Karen E. Apodaca, M.D.
Mesa, Arizona

Your article on the government's pervasive "antiterrorism" activities missed one consequence of the campaign: how industry can use it to evade "right-to-know" requirements. Under the 1990 Clean Air Act, companies were required to report worst-case scenarios of chemical releases from large industrial facilities. This provision was designed to publicize emission levels and force reductions. Using terrorism hysteria as a cloak, industry supported a change in the law last year to eliminate the electronic availability of such information. Communities and workers will pay with their health and lives.

Tony Tweedale
Missoula, Montana

Patch Work

Your story about the PharmChem drug patch ("Patchy Justice," September/ October) leaves out what I perceive as relevant information. The study conducted by the Naval Research Laboratory was seriously flawed and subjected the drug patch to unrealistic conditions. In a recent U.S. District Court decision, Judge Philip Pro, after hearing from experts from both sides, concurred that this study was not reflective of real-life exposure to drugs and therefore not applicable to the cases before the court.

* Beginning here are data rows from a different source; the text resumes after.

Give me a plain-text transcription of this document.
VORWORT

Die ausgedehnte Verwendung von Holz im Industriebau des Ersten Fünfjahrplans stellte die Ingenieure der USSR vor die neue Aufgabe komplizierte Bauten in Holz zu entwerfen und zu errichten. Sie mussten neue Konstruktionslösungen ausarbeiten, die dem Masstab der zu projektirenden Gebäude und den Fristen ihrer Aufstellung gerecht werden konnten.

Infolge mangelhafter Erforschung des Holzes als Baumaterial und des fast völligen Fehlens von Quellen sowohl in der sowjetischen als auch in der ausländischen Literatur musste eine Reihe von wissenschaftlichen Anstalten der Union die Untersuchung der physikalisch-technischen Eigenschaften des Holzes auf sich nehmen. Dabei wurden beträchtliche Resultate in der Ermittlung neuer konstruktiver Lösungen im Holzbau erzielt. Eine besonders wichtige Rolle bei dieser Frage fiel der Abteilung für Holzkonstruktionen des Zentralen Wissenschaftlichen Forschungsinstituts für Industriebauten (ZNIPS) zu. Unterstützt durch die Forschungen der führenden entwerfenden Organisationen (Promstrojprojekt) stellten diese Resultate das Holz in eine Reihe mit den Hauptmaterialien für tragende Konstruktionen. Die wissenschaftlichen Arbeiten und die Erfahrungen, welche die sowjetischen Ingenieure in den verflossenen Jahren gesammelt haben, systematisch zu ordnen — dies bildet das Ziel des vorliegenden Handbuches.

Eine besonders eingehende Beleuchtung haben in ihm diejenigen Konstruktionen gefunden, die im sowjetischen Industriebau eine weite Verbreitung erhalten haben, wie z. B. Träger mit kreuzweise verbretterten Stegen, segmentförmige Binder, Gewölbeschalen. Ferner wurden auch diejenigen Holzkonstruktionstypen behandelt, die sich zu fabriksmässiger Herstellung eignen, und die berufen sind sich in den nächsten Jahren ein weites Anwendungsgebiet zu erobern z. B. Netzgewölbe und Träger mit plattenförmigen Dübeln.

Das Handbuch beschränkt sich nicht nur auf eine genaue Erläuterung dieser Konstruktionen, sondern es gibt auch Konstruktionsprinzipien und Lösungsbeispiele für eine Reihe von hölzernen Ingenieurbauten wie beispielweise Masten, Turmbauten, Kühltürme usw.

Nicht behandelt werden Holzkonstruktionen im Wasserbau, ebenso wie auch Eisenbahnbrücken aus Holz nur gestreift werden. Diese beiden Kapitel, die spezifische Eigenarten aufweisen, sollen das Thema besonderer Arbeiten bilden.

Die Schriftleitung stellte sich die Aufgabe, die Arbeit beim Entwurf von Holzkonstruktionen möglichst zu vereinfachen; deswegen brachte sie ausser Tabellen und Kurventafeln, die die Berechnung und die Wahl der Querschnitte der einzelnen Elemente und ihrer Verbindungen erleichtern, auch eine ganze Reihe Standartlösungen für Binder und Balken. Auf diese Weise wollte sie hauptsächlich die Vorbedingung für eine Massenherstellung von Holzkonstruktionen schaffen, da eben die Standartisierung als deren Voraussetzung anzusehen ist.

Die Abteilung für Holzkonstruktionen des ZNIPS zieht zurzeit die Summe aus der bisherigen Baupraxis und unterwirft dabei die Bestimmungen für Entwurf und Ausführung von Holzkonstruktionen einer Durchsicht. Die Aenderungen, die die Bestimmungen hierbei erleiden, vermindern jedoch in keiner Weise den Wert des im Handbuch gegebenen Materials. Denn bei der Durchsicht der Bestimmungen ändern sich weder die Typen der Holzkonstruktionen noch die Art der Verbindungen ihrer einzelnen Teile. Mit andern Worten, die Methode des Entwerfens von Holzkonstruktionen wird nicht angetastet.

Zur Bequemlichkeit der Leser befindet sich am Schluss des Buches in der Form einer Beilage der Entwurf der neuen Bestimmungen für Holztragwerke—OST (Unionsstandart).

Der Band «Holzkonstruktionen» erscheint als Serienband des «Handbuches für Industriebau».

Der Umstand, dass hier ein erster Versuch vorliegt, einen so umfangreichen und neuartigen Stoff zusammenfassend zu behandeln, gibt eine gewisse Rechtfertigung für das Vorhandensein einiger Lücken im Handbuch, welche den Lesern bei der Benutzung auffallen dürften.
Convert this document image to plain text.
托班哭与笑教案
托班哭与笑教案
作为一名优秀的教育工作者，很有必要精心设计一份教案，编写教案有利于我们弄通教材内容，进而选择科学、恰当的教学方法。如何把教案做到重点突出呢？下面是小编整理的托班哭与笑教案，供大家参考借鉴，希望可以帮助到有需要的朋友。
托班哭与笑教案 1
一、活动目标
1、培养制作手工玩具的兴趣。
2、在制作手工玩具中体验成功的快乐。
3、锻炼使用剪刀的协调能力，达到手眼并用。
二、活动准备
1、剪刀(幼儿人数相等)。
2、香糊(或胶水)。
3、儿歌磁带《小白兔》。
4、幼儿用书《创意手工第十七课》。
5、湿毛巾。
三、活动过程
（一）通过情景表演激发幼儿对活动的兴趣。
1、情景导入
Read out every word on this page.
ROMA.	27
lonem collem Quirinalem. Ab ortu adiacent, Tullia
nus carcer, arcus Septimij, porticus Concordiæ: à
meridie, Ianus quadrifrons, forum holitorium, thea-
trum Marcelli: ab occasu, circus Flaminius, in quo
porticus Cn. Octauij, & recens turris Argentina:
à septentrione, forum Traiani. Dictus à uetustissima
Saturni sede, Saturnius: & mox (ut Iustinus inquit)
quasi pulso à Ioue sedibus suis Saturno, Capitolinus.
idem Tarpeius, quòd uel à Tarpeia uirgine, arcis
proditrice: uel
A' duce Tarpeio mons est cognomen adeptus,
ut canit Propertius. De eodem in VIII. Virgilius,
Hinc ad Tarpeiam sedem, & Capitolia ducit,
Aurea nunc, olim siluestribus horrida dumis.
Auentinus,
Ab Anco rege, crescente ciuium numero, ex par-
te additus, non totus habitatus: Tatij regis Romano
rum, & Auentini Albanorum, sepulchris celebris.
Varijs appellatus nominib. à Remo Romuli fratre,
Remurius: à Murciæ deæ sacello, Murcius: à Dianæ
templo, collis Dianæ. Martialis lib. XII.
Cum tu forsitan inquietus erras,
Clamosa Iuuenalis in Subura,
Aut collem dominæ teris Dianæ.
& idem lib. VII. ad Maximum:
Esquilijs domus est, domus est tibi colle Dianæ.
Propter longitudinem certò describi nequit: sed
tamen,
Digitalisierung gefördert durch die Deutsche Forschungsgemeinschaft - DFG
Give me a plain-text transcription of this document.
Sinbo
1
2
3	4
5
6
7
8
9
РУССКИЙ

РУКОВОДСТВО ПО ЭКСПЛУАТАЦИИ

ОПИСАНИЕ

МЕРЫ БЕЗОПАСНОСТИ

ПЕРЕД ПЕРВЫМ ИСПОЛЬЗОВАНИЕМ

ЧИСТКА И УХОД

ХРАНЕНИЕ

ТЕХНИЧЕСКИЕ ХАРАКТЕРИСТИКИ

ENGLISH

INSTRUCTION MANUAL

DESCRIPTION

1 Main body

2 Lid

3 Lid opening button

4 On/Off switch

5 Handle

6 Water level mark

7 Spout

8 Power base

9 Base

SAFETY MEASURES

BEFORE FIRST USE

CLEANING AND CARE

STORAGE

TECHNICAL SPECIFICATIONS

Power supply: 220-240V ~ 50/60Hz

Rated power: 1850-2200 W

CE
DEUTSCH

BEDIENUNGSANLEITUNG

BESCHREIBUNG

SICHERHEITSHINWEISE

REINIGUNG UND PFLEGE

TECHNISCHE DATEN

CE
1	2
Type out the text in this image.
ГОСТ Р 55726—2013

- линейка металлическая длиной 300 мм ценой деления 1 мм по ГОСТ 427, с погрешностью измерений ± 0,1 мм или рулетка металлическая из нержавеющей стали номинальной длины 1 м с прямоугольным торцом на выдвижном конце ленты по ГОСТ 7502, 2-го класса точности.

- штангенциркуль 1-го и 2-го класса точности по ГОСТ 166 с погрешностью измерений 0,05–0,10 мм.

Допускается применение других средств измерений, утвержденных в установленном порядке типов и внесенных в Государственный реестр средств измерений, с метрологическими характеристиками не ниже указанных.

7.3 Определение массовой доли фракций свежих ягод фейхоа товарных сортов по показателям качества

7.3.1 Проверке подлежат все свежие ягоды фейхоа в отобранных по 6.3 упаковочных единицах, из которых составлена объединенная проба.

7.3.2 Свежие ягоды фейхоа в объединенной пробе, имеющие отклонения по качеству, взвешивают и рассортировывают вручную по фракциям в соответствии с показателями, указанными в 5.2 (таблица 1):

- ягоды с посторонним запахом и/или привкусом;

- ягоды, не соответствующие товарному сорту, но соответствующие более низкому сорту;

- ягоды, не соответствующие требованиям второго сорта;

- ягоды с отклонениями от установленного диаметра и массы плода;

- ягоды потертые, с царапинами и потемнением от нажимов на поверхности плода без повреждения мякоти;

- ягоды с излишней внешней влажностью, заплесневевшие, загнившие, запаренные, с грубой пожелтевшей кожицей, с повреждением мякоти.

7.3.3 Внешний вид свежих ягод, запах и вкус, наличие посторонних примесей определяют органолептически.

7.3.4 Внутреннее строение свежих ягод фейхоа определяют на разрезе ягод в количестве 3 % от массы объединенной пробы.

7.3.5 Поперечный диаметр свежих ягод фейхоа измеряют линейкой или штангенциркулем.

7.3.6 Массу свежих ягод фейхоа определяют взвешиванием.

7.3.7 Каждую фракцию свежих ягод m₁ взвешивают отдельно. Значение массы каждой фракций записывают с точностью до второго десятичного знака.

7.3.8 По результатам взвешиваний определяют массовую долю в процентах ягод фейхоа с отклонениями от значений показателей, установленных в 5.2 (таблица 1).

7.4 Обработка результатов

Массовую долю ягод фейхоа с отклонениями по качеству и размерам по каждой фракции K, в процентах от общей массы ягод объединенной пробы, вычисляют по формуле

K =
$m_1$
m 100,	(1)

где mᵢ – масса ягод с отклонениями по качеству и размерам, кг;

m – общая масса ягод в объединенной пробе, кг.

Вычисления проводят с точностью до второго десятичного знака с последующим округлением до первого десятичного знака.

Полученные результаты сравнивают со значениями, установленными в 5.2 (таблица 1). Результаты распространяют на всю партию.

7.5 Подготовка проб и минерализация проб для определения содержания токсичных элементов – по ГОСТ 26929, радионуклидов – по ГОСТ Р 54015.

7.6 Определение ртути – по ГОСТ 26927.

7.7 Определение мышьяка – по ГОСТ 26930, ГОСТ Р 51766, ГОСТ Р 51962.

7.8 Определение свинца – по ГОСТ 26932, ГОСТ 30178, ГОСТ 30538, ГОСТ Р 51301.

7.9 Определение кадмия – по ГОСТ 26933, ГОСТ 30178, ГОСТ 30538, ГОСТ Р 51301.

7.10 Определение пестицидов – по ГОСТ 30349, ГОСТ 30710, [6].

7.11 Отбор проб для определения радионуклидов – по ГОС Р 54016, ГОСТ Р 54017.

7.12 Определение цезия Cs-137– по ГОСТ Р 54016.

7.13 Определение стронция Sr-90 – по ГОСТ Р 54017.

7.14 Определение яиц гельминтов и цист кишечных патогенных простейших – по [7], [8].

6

The story also suggests that following Vice President Al Gore's announcement that he favors drug testing for all prisoners and parolees, "executives at PharmChem ... had cause for celebration." Please know that we at PharmChem do not celebrate any aspect of the grave realities of the drug problem in the United States and take great offense at your implication that we do. We provide a needed service that we believe makes many people's lives better and safer.

Neil A. Fortner
Vice President, PharmChem
Menlo Park, California

Activism 101

Your annual "Top 10 Activist Campuses" (September/October) failed to highlight campuses like Johns Hopkins University that don't traditionally have an activist slant. Though professors lecture against activism, students occupied a shanty and staged a 17-day sit-in -- all for a living wage for the lowest-paid workers on campus.

Julie Eisenhardt
Washington, D.C.

Bucking the Trend

The September/October issue of Mother Jones is better designed and vastly more readable. As a reader from the magazine's earliest days, I find the full-page layout makes me willing and eager to read the articles. My compliments to Jane Palecek, your design director. Her willingness to buck the common trend in comic-book-look design is most welcome.